I know, this is not a tax-efficient plan but the core focus is on getting regular income rather than tax saving / emergency

We should have planned for retirement well in advance (or atleast 2 or 3 years in advance) but this is missed.

To be safe, we will diversify each of the fund-type to a different AMC. This helps in de-risking from being dependent on a single AMC

Practical implementation

Since the corpus is of Rs. 10L, we will put 2.5 Lakhs in a liquid fund fund first. And then transfer funds regularly to the targeted scheme.

For instance, for plan # 1, i will put Rs. 2.5L in a liquid fund and then give an instruction so that, say, Rs. 10k gets moved to the targeted MIP plan

Now this may sound difficult and redundant but the idea is to get cost-averaged units in the targeted MIP scheme

So, in 25 weekly installments, all the money will get transferred to the target MIP scheme

25 weekly switches = approximately 5 months

If you feel this is difficult to execute, you may increase the weekly switch from 10k per week to 20k per week.

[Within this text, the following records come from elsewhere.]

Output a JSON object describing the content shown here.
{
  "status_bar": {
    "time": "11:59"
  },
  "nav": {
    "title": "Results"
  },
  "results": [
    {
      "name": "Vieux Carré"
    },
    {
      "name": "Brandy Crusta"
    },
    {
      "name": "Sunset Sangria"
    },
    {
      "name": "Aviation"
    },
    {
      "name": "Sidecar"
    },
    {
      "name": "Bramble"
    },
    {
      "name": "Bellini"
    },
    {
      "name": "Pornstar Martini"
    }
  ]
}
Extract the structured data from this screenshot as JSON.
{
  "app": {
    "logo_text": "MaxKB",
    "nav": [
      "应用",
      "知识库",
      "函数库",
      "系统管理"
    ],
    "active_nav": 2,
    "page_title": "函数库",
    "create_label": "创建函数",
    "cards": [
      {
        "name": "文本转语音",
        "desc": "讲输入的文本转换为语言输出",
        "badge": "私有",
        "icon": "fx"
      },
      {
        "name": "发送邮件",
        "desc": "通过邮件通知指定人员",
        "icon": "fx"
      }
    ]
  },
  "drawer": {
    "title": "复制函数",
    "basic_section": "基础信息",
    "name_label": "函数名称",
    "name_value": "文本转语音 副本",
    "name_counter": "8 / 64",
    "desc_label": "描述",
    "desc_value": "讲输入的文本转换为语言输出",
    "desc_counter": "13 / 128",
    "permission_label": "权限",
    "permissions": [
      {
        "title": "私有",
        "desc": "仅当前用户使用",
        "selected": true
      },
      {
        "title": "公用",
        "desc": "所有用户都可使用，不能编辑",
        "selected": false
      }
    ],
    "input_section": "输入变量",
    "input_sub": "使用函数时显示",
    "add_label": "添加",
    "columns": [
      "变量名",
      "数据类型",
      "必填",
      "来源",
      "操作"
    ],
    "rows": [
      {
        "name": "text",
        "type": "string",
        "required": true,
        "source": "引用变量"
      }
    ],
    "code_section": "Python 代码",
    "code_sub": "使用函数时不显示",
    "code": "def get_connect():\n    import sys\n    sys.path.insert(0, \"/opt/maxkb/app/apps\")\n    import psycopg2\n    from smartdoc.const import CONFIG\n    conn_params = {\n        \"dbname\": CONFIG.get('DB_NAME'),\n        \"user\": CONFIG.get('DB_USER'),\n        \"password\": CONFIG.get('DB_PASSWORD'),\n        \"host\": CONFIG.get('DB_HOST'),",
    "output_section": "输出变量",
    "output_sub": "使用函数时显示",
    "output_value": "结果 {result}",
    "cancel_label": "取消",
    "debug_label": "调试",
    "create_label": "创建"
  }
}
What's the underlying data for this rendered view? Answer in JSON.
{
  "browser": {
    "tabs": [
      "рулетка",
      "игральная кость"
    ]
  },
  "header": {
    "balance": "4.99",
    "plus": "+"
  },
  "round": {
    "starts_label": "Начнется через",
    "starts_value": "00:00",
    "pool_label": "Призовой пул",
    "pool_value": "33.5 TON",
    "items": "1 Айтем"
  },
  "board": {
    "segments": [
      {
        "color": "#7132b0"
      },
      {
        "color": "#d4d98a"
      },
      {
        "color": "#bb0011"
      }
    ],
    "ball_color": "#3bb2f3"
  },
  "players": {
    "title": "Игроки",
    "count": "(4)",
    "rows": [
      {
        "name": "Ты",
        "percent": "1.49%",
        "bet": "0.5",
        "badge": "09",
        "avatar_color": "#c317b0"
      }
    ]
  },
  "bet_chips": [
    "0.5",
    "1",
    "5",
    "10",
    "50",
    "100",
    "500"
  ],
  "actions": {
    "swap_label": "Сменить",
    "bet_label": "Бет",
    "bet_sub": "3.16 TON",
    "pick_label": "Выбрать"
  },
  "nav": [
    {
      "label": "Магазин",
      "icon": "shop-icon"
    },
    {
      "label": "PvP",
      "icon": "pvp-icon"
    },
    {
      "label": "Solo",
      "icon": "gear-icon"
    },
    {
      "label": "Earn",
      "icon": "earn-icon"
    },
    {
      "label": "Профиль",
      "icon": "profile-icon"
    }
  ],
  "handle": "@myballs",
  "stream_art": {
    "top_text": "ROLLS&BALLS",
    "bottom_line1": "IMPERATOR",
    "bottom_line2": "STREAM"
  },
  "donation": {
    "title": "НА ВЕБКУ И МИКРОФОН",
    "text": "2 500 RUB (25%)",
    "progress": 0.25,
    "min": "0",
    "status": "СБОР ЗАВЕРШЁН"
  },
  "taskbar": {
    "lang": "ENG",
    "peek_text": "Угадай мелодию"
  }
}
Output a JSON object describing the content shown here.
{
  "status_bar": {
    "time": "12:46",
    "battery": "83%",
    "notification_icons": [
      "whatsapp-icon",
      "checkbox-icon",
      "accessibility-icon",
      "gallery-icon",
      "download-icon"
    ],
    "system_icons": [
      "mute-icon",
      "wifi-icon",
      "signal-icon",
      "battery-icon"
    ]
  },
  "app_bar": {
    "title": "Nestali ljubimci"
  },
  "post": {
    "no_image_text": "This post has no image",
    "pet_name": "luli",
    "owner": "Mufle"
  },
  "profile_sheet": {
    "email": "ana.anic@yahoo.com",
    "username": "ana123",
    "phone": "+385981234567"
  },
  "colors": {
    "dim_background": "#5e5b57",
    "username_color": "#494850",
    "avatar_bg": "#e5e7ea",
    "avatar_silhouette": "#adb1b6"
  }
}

The same activity can be done for Plan #2 Dynamic bond funds and #4, Equity-oriented Hybrid funds

Arbitrage funds does not require any temporary liquid scheme. So the Rs. 2.5 L can be directly invested in them

Scheme selection

Now lets come to the choice of schemes

We will pick one AMC per plan

Plan #1: Monthly Income Plan (with monthly-dividend payout): Birla Sun Life Monthly Income Plan II - Wealth 25 Plan

Plan #2: Dynamic Bond Funds (with quarterly-dividend payout; acts as a top-up): One of ICICI Prudential Long Term Fund or Quantum Dynamic Bond Fund

Plan #3. Arbitrage Funds (with monthly-dividend payout; acts as a top-up): One of Reliance Arbitrage Fund or IDFC Arbitrage Fund

Plan #4. Equity-oriented Hybrid fund (with quarterly-dividend-dividend payout): HDFC Balanced Fund or ICICI Prudential Balanced Fund or L&T India Prudence Fund

How much return will i get?

Mutual Funds, as per regulations and their nature, cannot guarantee returns.

Hence there is no way one can give a precise number for the returns.

Depending on the market conditions, you may get returns of, on an average, % 11 to 12% per annum.

The quantum of dividend payout varies from scheme to scheme and month to month depending on the performance of the scheme.

In the Plan #1 above, the payout will be low initially and will reach its peak in the 5th month once all liquid money goes into MIP Scheme.

Alternative plan

Assume you have good corpus and you do not actually depend on the retirement corpus you just received.

You just want to safe guard the money and enjoy monthly returns and capital appreciation.

In this case, invest your corpus into an Arbitrage scheme and then give a STP instruction to gradually transfer the money into a Equity-oriented Hybrid fund.

The period for transfer from Arbitrage scheme to the Equity-oriented Hybrid fund can be on a weekly or fortnightly basis.

Do the STP for as long as possible.

Because Equity-oriented Hybrid fund will have up to 65% exposure in equity schemes, the dividends and gains (when you redeem) will be treated as equity capital gains which are tax-efficient (compared to debt-schemes and other traditional instruments like bank fixed deposits).

Equity-oriented Hybrid fund carry moderate risk and give moderate returns - something that is important for post-retired people.

For other detailed information as to how these schemes work, read Balanced Funds

Things to do

Study the schemes and see if the desired monthly / quarterly-dividend payout options are there or not. I just gave the names that i feel are good and those i can recall.

Discuss about this plan with your financial advisor, tax consultant, chartered account and friends and then take a decision only after thorough analysis and consultation.